We also got into the Australia pavilion. I didn't take any pictures of it from the outside, but insides were pretty cool.
They had some adorable figurines illustrating the history of the country:
And a show that was there to talk about the future of the country featuring three racially diverse kids (picked very carefully, as you may notice to be white, Aboriginal, and Chinese):
Then we went to see Finland's pavilion, which seemed a lot like a minimalist art exhibit as designed by Ikea (you know, except not Swedish).
We also got in line for Germany's pavilion, which was just a bad idea all around, because the line was about three hours of wait time. But then we wised up and went back to the hotel.
We skipped a day, partially because my aunt got sick (and then got me and my mom sick, but that happened later), partially because we hated everything the day before.

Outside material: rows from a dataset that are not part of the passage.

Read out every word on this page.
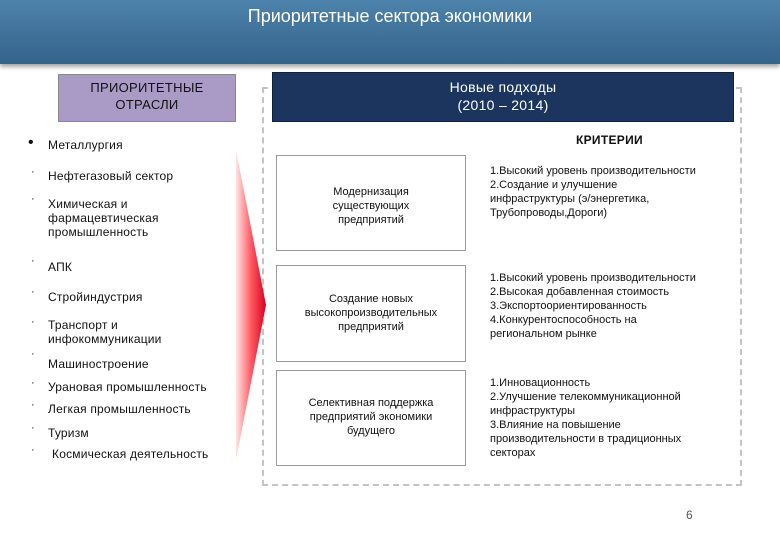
Приоритетные сектора экономики
ПРИОРИТЕТНЫЕ
ОТРАСЛИ
Новые подходы
(2010 – 2014)
КРИТЕРИИ
• Металлургия
· Нефтегазовый сектор
· Химическая и
фармацевтическая
промышленность
· АПК
· Стройиндустрия
· Транспорт и
инфокоммуникации
·
Машиностроение
· Урановая промышленность
· Легкая промышленность
· Туризм
· Космическая деятельность
Модернизация
существующих
предприятий
Создание новых
высокопроизводительных
предприятий
Селективная поддержка
предприятий экономики
будущего
1.Высокий уровень производительности
2.Создание и улучшение
инфраструктуры (э/энергетика,
Трубопроводы,Дороги)
1.Высокий уровень производительности
2.Высокая добавленная стоимость
3.Экспортоориентированность
4.Конкурентоспособность на
региональном рынке
1.Инновационность
2.Улучшение телекоммуникационной
инфраструктуры
3.Влияние на повышение
производительности в традиционных
секторах
6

The second day was a lot nicer, a lot drier, a lot cooler, a lot less crowded.
First, we went to the Netherlands pavilion, which was mostly outdoors, and was basically a bunch of awesomely colored ramps that went up pretty high so you could get a good view of the area.

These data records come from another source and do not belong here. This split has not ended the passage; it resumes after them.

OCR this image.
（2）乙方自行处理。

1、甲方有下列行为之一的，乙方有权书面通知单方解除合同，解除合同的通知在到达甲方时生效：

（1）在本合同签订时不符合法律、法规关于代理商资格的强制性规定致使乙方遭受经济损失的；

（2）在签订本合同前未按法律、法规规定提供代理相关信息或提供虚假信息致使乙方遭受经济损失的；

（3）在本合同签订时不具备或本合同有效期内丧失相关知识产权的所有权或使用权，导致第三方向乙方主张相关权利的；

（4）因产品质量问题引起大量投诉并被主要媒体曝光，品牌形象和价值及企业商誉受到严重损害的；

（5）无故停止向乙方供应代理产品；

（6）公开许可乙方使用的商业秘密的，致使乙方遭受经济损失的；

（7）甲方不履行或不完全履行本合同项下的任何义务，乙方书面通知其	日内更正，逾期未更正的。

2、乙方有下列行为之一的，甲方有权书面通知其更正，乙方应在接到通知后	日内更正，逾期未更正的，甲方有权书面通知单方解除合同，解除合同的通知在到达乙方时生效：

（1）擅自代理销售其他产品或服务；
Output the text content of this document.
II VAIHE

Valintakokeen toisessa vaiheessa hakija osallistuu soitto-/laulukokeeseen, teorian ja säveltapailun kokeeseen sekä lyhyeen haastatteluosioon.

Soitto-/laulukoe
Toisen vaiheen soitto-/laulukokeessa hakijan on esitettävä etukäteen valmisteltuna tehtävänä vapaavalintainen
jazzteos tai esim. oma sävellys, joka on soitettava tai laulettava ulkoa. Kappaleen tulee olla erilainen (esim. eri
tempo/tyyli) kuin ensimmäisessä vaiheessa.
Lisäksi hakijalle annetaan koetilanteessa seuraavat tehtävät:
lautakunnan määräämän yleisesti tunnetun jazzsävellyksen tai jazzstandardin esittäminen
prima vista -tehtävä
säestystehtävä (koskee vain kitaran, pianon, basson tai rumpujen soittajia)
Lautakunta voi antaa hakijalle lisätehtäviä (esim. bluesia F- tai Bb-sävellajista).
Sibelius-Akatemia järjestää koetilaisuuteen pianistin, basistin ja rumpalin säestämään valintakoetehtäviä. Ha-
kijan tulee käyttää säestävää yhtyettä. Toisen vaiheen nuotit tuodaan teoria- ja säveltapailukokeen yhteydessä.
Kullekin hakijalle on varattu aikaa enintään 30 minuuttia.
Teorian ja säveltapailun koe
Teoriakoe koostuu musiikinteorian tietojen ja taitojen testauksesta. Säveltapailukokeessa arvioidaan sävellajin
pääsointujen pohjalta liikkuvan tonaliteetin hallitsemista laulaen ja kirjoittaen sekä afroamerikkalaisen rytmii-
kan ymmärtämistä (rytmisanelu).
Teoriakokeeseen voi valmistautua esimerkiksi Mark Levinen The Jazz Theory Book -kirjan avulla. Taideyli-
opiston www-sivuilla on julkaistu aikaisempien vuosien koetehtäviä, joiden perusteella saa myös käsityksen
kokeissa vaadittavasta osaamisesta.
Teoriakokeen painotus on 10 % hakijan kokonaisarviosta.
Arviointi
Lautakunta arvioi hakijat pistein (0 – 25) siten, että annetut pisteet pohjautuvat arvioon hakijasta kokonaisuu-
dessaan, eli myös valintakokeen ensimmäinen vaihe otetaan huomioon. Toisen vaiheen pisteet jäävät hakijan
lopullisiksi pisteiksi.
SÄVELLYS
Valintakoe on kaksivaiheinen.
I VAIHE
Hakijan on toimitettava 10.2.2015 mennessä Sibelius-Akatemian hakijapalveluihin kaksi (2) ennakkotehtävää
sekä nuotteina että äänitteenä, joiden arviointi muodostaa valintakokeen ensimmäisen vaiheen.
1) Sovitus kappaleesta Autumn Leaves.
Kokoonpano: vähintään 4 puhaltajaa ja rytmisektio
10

Mostly, our visit was an excuse to get a good shot of the UK pavilion across the way.
Yeah, that is a giant ball of metal fuzz. I don't know what was up with that either.
After that, we swung by the Americas, and caught a snapshot of the US of A.

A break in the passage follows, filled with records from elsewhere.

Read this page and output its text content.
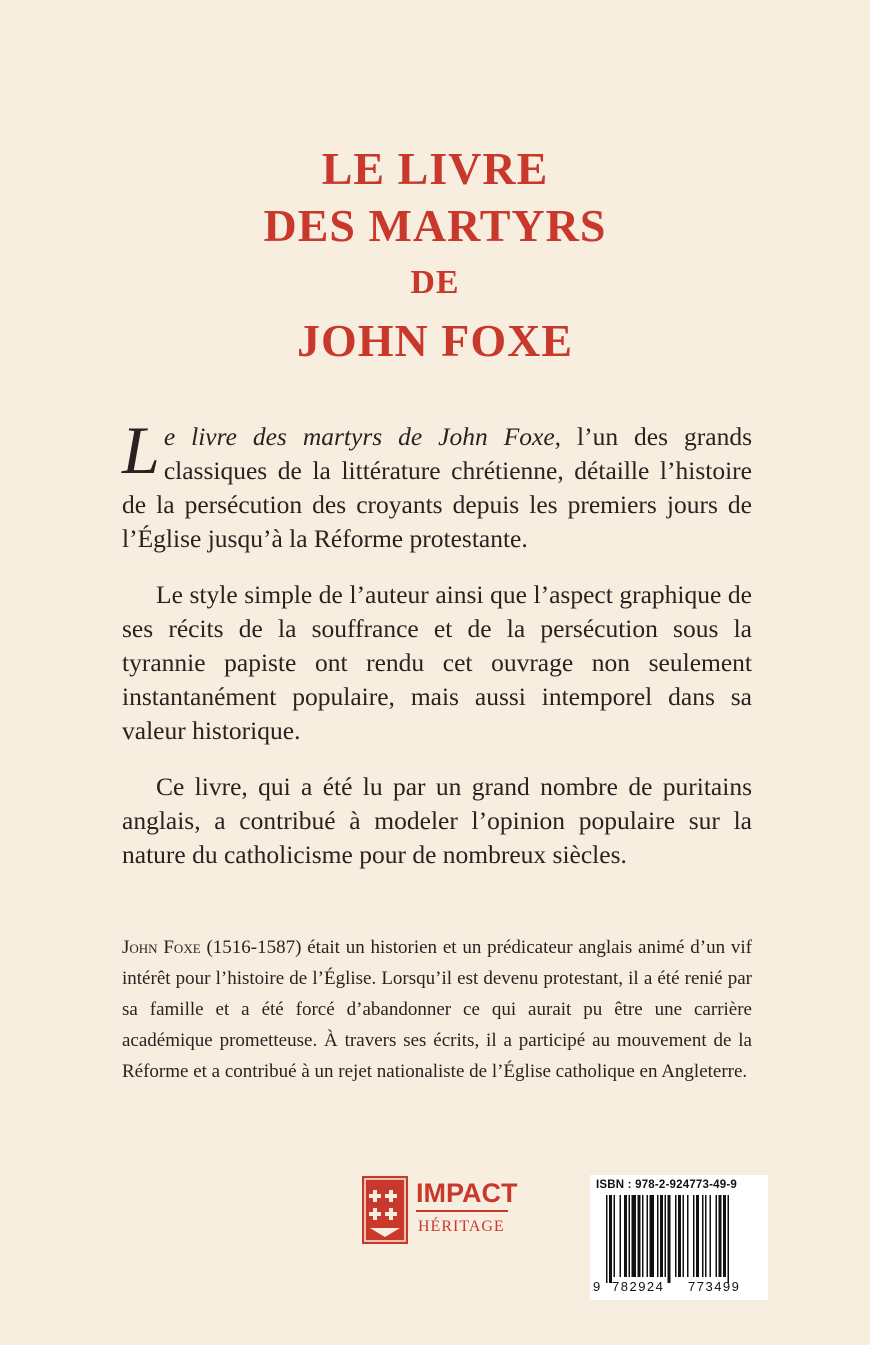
LE LIVRE
DES MARTYRS
DE
JOHN FOXE

Le livre des martyrs de John Foxe, l’un des grands classiques de la littérature chrétienne, détaille l’histoire de la persécution des croyants depuis les premiers jours de l’Église jusqu’à la Réforme protestante.

Le style simple de l’auteur ainsi que l’aspect graphique de ses récits de la souffrance et de la persécution sous la tyrannie papiste ont rendu cet ouvrage non seulement instantanément populaire, mais aussi intemporel dans sa valeur historique.

Ce livre, qui a été lu par un grand nombre de puritains anglais, a contribué à modeler l’opinion populaire sur la nature du catholicisme pour de nombreux siècles.

John Foxe (1516-1587) était un historien et un prédicateur anglais animé d’un vif intérêt pour l’histoire de l’Église. Lorsqu’il est devenu protestant, il a été renié par sa famille et a été forcé d’abandonner ce qui aurait pu être une carrière académique prometteuse. À travers ses écrits, il a participé au mouvement de la Réforme et a contribué à un rejet nationaliste de l’Église catholique en Angleterre.
IMPACT
HÉRITAGE
ISBN : 978-2-924773-49-9
9 782924 773499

Really boring, huh? We didn't go in because the wait was like, epic, but apparently there was stuff involving Hollywood inside. IDK.
Of course, our stop after that was Canada:
They had a whole bunch of art installations and short films and such that were really cool, though it was a bit on the crowded side. (There was also a 'get your picture taken with a mountie' thing, but the racial issues involving that make me want to throw up a little in my mouth.)
We bummed around the park a little bit more. It's really impossible for me to get you guys to understand just how big it was. It was biiiiiiig. There was the Czech Republic (which we went into):
and Slovakia right next to it (which we didn't):
The Taiwanese exhibit was apparently so popular, you couldn't even line up without special tickets.
That ball in the center of it was really a screen, which is hard to get from a still. (Also, I don't even want to know what sort of politics went into getting Taiwan its own pavilion separate from China.)
Last, but not least, we ended up at the Israel pavilion, which was really pretty half-glass, half-stone.
They also had a bitching sign.
Inside, they had a whole bunch of glowing globe and a video talking about how Israel likes to make tiny electronic things.
Here are a bunch of other pictures taken during my trip, not related to the Expo. They amuse me.
This was view from my room while I was working on a rare sunny day.
In Shanghai, we visited this giant food market very close to July 4, and we found this stand, which was both awesome and surreal at the same time:
Besides the raisins and the cereal, they also had peanuts and frosting on the other side. I'd been away from home for about a month at this point, and it almost kind of made me homesick for a supermarket. Almost.
Also, while I was in China, I ended up eating some fruit I wasn't familiar with and didn't know the name for, and I tried to describe it to my dad for like, hours, until I found an example to show him. Then he insisted that I take a picture of it. And my mom told me the name. In Chinese, it's literally 'Fire Dragon Fruit,' but I'm pretty sure in English, it's just dragon fruit.
Anyway, now I must go fill out forms for my new job so that I can bring them in on the first day. Eep.